Greately Reduces Costs
Smaller and more consistent particles
Eliminates toxicity concerns of Cadmium-based Quantum Dots
Natural fermentation process that reduces energy consumption
Nano Elements Source, LLC uses bacteria to ferment high-quality, cadmium-free, quantum dot (QD) cores at greatly reduced production costs of traditional synthesis methods. Similar to the process of fermenting alcohol, sugar is fed to single-celled organisms. As these cells grow, they produce the QD cores extracellularly. We have licensed exclusive rights to this proprietary intellectual property.
The abundant, photoluminescent QD cores produced by this technology have a narrow size distribution that improves the optoelectronic properties, and makes the particles valuable for wide-ranging industrial applications including energy-efficient, large-area displays and printable electronics. Though QDs have an enormous market potential, implementing them broadly is currently insurmountable due to the extremely high cost of manufacturing. Our technology reduces the cost to a point where market expansion is feasible.

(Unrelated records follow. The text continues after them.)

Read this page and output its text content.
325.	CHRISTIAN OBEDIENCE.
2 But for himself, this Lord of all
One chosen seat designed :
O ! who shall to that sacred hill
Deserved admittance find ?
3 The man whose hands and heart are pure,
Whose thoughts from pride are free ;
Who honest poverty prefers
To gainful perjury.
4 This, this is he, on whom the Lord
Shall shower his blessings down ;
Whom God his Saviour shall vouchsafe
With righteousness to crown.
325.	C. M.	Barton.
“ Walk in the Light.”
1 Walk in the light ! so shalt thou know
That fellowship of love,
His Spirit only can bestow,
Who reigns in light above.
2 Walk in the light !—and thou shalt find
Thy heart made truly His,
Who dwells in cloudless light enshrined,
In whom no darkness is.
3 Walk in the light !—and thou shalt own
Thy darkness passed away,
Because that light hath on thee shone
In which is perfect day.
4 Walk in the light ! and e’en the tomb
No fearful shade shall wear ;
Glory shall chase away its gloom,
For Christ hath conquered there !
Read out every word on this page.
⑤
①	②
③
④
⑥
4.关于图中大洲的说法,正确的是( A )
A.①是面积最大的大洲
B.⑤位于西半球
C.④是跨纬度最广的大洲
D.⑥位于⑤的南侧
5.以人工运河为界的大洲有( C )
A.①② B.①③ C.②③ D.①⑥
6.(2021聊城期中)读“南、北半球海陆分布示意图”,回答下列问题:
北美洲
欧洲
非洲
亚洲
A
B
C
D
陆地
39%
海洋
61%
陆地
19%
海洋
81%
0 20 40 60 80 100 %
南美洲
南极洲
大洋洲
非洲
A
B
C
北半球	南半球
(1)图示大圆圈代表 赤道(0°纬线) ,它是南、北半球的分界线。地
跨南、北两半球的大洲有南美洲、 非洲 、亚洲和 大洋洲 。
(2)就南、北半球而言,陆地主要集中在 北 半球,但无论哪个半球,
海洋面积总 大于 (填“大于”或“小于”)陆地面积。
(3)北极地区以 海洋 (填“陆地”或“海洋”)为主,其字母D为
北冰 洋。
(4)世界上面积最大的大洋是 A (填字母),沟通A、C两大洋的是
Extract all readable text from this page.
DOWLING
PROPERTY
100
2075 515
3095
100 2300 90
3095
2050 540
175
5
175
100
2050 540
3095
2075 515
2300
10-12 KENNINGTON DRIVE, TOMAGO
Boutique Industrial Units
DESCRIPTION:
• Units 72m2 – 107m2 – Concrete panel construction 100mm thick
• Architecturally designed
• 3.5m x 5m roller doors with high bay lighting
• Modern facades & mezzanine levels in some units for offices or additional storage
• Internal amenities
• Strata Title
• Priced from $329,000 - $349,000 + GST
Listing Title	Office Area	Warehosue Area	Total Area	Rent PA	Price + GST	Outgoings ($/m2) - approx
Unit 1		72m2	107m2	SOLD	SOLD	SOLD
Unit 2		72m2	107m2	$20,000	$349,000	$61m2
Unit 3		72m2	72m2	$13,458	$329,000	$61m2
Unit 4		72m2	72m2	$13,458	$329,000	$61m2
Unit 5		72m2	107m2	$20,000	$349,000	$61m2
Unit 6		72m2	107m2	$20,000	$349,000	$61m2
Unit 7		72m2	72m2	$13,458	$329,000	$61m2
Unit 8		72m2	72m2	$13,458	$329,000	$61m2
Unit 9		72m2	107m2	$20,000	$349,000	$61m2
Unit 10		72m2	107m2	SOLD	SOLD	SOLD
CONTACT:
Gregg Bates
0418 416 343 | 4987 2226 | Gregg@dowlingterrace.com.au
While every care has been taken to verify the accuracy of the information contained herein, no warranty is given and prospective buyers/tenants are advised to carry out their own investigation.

In addition to producing higher quality QD cores, we can replace the current methods of producing nanoparticles. Nanofermentation reduces the required energy consumption by operating at 70℃ with no additional mechanical inputs. By comparison, current technologies for nanoparticle production include harmful chemicals, temperatures from 400-600℃ and mechanical grinding to reduce the size of the particles. These methods make the energy requirements, and thus cost, for producing the particles extremely high. The reduction in heat and processing through fermentation greatly improves the energy efficiency of producing QD cores.
The history of NanoFermentation begins in extreme environments. In 1999, the discovers of Nanofermentation isolated extremophile bacteria from a two mile deep gold mine in Africa. Other Nanofermentation species were found in oil and gas deposits in 1992. The NanoFermentaion process won the research team a 2006 R&D 100 award and a 2006 Micro/Nano 25 award. Nanofermentation research continues at ORNL as scientists engineer bioreactor conditions to create more varied nanoparticles.